Israele dovrebbe costruire un recinto di sicurezza e separarsi dai palestinesi? Ognuno dice la sua a riguardo. Ecco come la penso io. Sebbene un recinto di sicurezza possa attenuare l'entità della violenza palestinese, esso fungerebbe meramente da tattica dall'incerta utilità e non da imponente strategia ("di separazione") per sancire i confini di Israele e preservare la sua natura ebraica. Una simile scelta avrebbe le seguenti riserve:
- Inefficacia contro il terrorismo: giusto lo scorso sabato, due palestinesi hanno reciso la recinzione elettronica che circonda Gush Katif. I terroristi possono altresì oltrepassare un recinto a bordo di alianti, doppiarlo a bordo di imbarcazioni ovvero varcarlo attraverso dei tunnel sotterranei. Essi possono ignorarne l'esistenza sparando colpi di mortaio o lanciando razzi. Possono attraversare i checkpoint sotto falsa identità. Possono servirsi degli arabi israeliani o dei simpatizzanti occidentali.

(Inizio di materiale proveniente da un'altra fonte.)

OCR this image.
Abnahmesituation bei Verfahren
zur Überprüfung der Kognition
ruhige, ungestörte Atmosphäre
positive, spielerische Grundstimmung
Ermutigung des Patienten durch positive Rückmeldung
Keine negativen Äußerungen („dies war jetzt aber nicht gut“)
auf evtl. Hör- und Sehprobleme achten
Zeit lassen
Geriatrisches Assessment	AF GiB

- Inutilità al cospetto di armi e missili. Se la terza armata egiziana dovesse iniziare a marciare oppure se cominciassero a piovere scudi aerei iracheni, un recinto di sicurezza non servirebbe a nulla.
- Perdere il controllo sul territorio. Una volta che verrà eretto un muro, Israele eserciterà una reale influenza su ciò che accade nell'Autorità palestinese, incluse l'importazione delle armi e di milizie straniere.
- Irrilevanza del problema degli arabi israeliani. Un sesto della popolazione di Israele è musulmana; la fedeltà allo Stato diminuisce rapidamente man mano che la popolazione aumenta. Un recinto di sicurezza non rivolge all'impresa sionista la profonda sfida che questa popolazione presenta.
- Inviare segnali erronei. Accovacciarsi dietro un recinto di sicurezza che corre pressappoco lungo i confini sanciti nel 1967 rafforza la predominante visione araba secondo la quale Israele sta fuggendo e ciò scatenerà ulteriore violenza
In poche parole, un recinto di sicurezza potrebbe probabilmente essere considerato come un mezzo funzionale ma esso non è alla base di una politica di separazione. Il fatto che la separazione sia all'improvviso diventata popolare in Israele sottolinea l'esistenza di un problema maggiore: una spasmodica ricerca di un rimedio provvisorio. Questo interesse venne per la prima volta mostrato in occasione del processo di Oslo nel 1993, quando Israele disse praticamente agli arabi: "Prendetevi i territori e godete di altri benefici, ma lasciateci in pace". Questa iniziativa fallì poiché il suo unilateralismo rivelava i desideri da parte israeliana – e non araba – di porre fine al conflitto. La separazione è cosa ben diversa sebbene abbia un significato simile ("Ecco i vostri confini, e adesso lasciateci in pace"). Essa fallirà poiché i palestinesi di certo rifiuteranno i confini loro assegnati. E non è questa la sola idea da propalare che funge da rimedio provvisorio. Eccone altre:
- Aspettare che Yasser Arafat non ci sia più e trattare con i suoi successori che, come spererebbe il Ministro della Difesa, "condurranno con pragmatismo delle migliori negoziazioni con Israele ed avanzeranno delle richieste più moderate".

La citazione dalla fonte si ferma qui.